Sunday Reflection by Fr. Peter Stamm, Professor
“No disciple is superior to the teacher; but when fully trained, every disciple will be like his teacher.”
In just a few days, the Church’s annual spring training begins again on Ash Wednesday. The diverse works of Lent all converge in a single purpose - to mold us in the likeness of our Lord and Master, Jesus Christ. In the waters of Baptism, each of us was reborn by grace and called to reflect the image of God in the midst of the world. Although this divine image remains always imprinted upon our souls no matter what, its luster may dim due to habits of sin and the daily negligence which creep into the rhythms of life. The forty days of Lent offer us a vital opportunity to restore our minds and hearts by grace to pristine splendor, so that they may be a beautiful dwelling place for the Holy Trinity.

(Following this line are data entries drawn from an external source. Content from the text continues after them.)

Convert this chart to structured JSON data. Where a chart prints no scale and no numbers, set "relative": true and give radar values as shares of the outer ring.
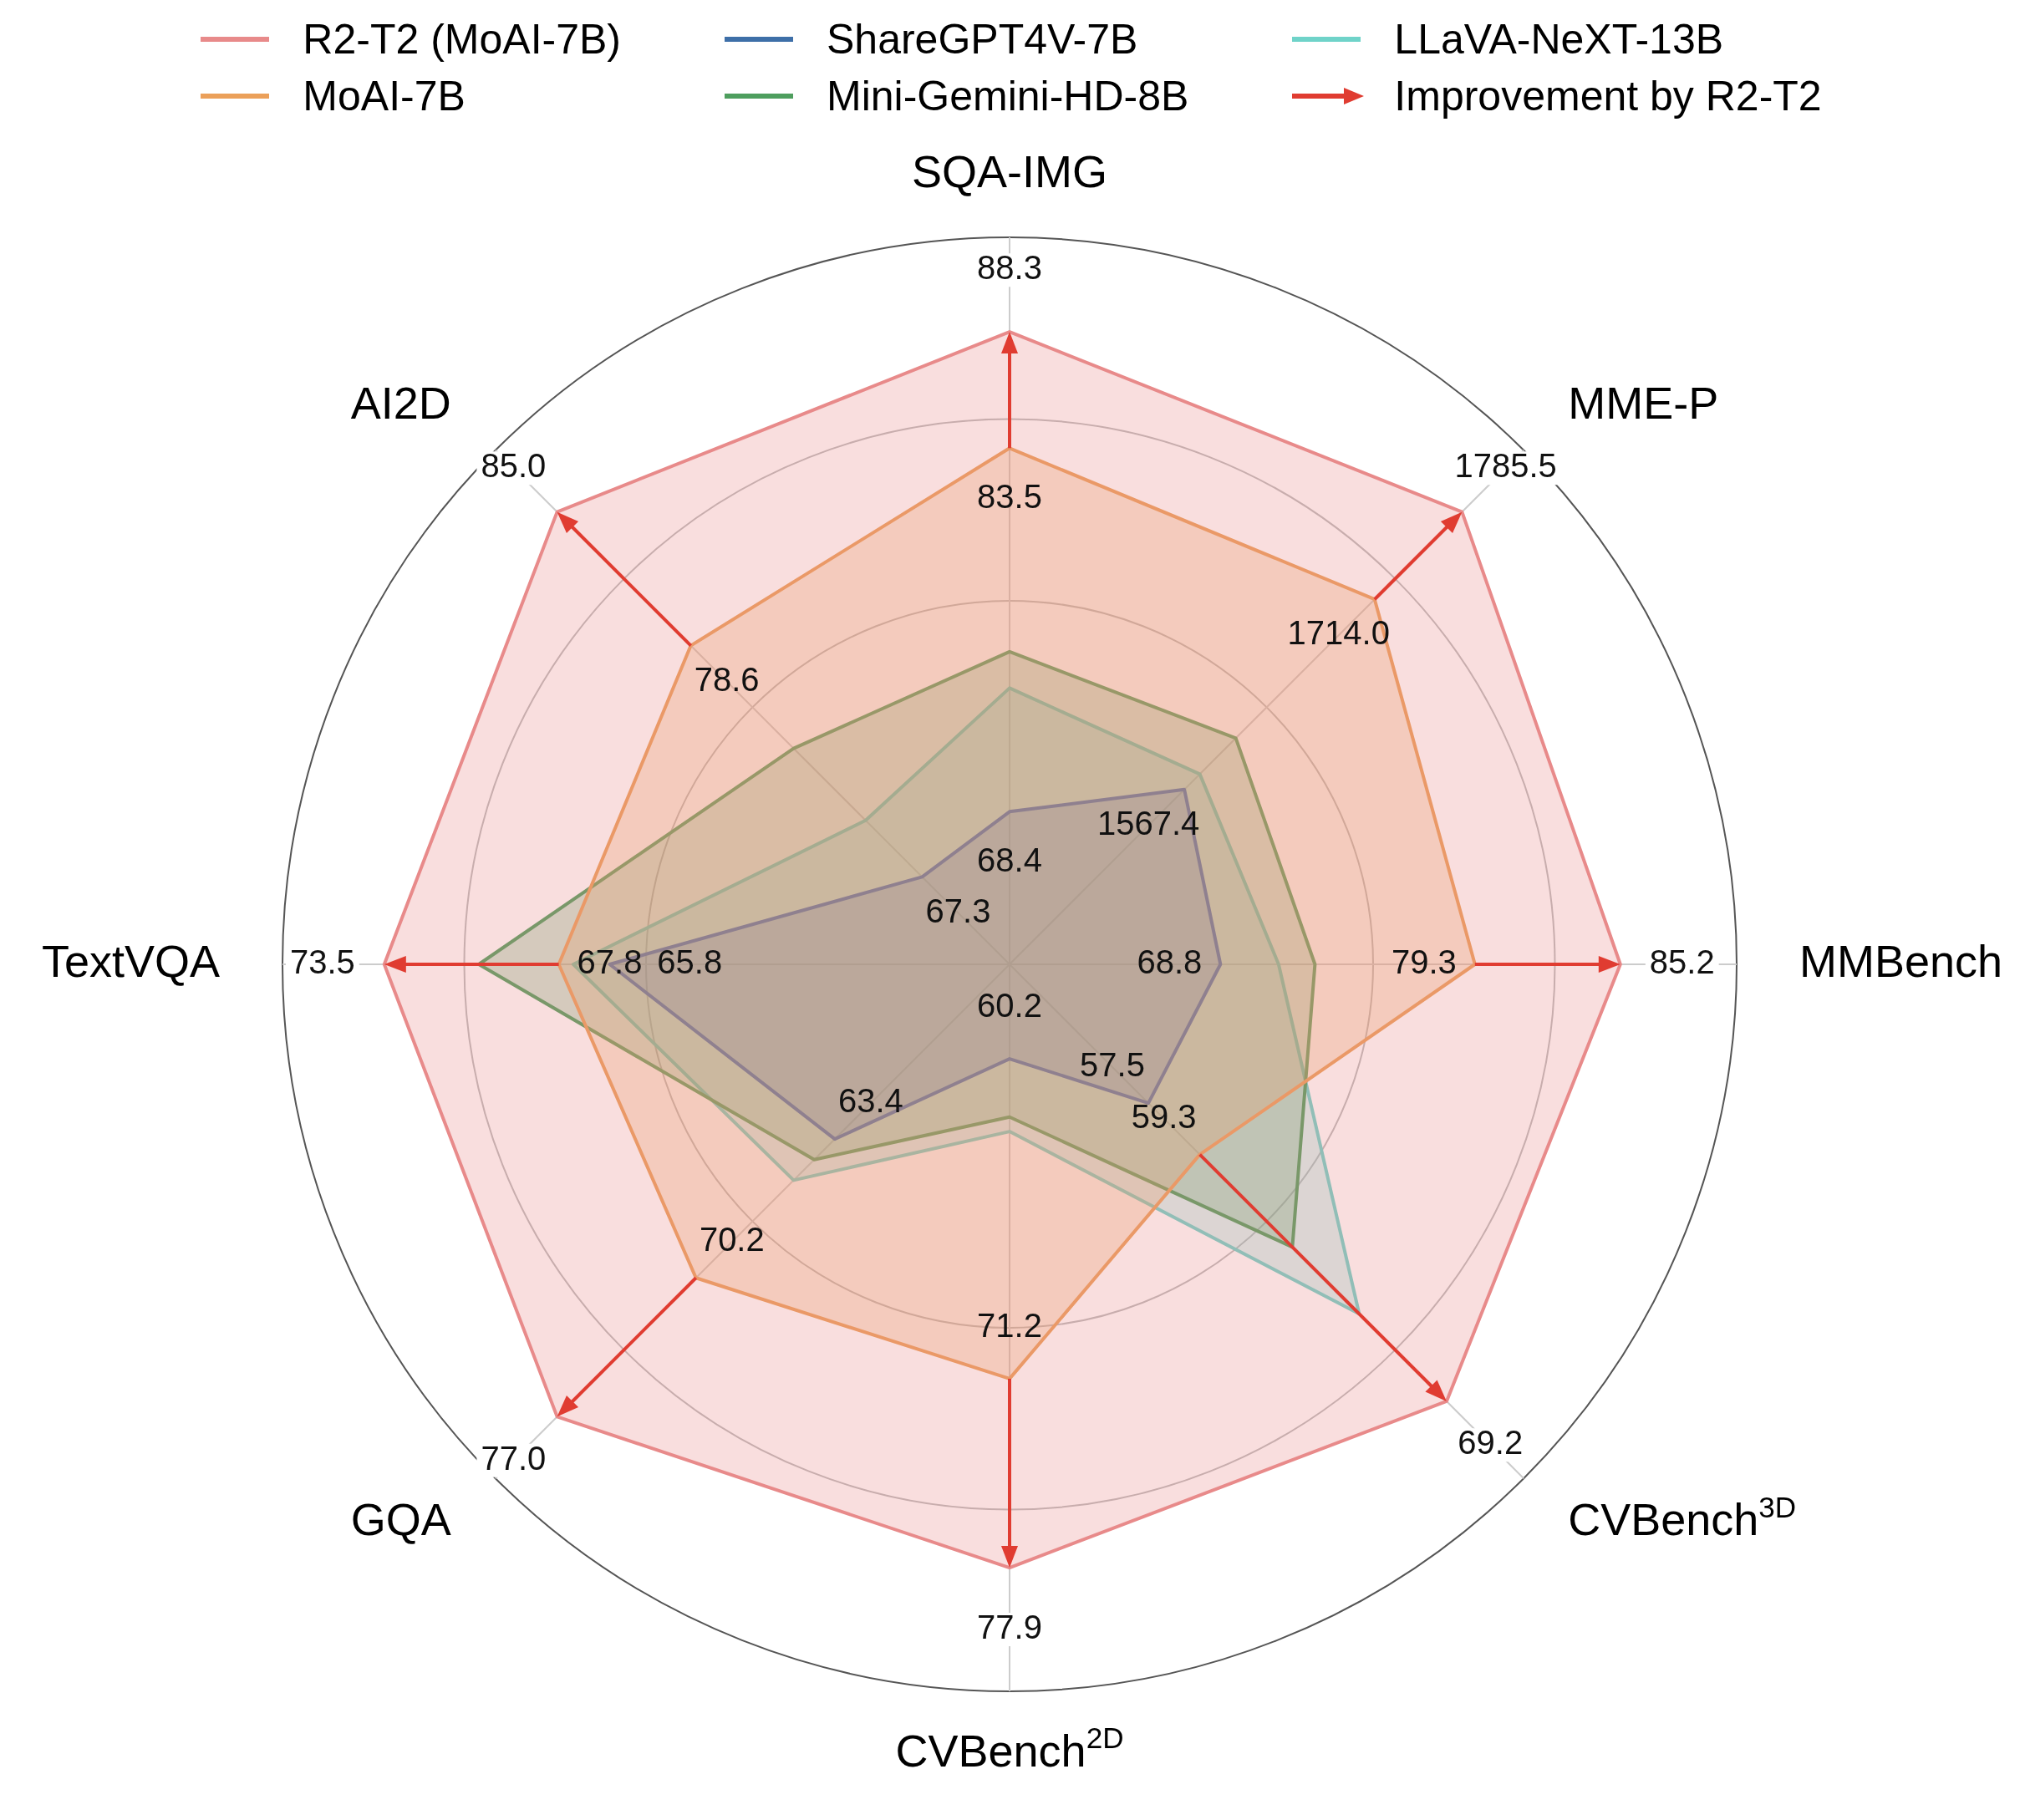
{
  "chart_data": {
    "type": "radar",
    "relative": true,
    "grid": true,
    "legend": "top",
    "marker": "none",
    "categories": [
      "SQA-IMG",
      "MME-P",
      "MMBench",
      "CVBench$^{3D}$",
      "CVBench$^{2D}$",
      "GQA",
      "TextVQA",
      "AI2D"
    ],
    "series": [
      {
        "name": "R2-T2 (MoAI-7B)",
        "color": "#e88a8a",
        "values": [
          0.87,
          0.88,
          0.84,
          0.85,
          0.83,
          0.88,
          0.86,
          0.88
        ]
      },
      {
        "name": "MoAI-7B",
        "color": "#eba05a",
        "values": [
          0.71,
          0.71,
          0.64,
          0.37,
          0.57,
          0.61,
          0.62,
          0.62
        ]
      },
      {
        "name": "ShareGPT4V-7B",
        "color": "#3e6fa8",
        "values": [
          0.21,
          0.34,
          0.29,
          0.27,
          0.13,
          0.34,
          0.55,
          0.17
        ]
      },
      {
        "name": "Mini-Gemini-HD-8B",
        "color": "#4e9e5e",
        "values": [
          0.43,
          0.44,
          0.42,
          0.55,
          0.21,
          0.38,
          0.73,
          0.42
        ]
      },
      {
        "name": "LLaVA-NeXT-13B",
        "color": "#6fd3c9",
        "values": [
          0.38,
          0.37,
          0.37,
          0.68,
          0.23,
          0.42,
          0.6,
          0.28
        ]
      },
      {
        "name": "Improvement by R2-T2",
        "type": "other",
        "color": "#e03c31",
        "values": [
          null,
          null,
          null,
          null,
          null,
          null,
          null,
          null
        ]
      }
    ],
    "annotations": [
      {
        "text": "88.3",
        "x": "SQA-IMG"
      },
      {
        "text": "1785.5",
        "x": "MME-P"
      },
      {
        "text": "85.2",
        "x": "MMBench"
      },
      {
        "text": "69.2",
        "x": "CVBench$^{3D}$"
      },
      {
        "text": "77.9",
        "x": "CVBench$^{2D}$"
      },
      {
        "text": "77.0",
        "x": "GQA"
      },
      {
        "text": "73.5",
        "x": "TextVQA"
      },
      {
        "text": "85.0",
        "x": "AI2D"
      },
      {
        "text": "83.5",
        "x": "SQA-IMG"
      },
      {
        "text": "1714.0",
        "x": "MME-P"
      },
      {
        "text": "79.3",
        "x": "MMBench"
      },
      {
        "text": "59.3",
        "x": "CVBench$^{3D}$"
      },
      {
        "text": "71.2",
        "x": "CVBench$^{2D}$"
      },
      {
        "text": "70.2",
        "x": "GQA"
      },
      {
        "text": "67.8",
        "x": "TextVQA"
      },
      {
        "text": "78.6",
        "x": "AI2D"
      },
      {
        "text": "68.4",
        "x": "SQA-IMG"
      },
      {
        "text": "1567.4",
        "x": "MME-P"
      },
      {
        "text": "68.8",
        "x": "MMBench"
      },
      {
        "text": "57.5",
        "x": "CVBench$^{3D}$"
      },
      {
        "text": "60.2",
        "x": "CVBench$^{2D}$"
      },
      {
        "text": "63.4",
        "x": "GQA"
      },
      {
        "text": "65.8",
        "x": "TextVQA"
      },
      {
        "text": "67.3",
        "x": "AI2D"
      }
    ]
  }
}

This lofty goal is accomplished by humble and simple means - prayer, fasting, and almsgiving. Writing in the fifth century, Pope St. Leo the Great exhorted the Church to embrace these ordinary disciplines which yield extraordinary spiritual outcomes. “Dear friends, what the Christian should be doing at all times should be done now with greater care and devotion, so that the Lenten fast enjoined by the apostles may be fulfilled, not simply by abstinence from food but above all by the renunciation of sin.”
On this last pre-Lenten Sunday, we ask God for the grace to choose resolutions which will truly serve the purpose of reforming our hearts. We look to Jesus and, in contemplating His goodness, we search out those areas of our lives which do not yet correspond fully to the baptismal dignity which was bestowed upon us. Bringing these aspects of weakness and resistance into the light, we implore our Teacher to open us to the healing remedies He wishes to bestow this Lent.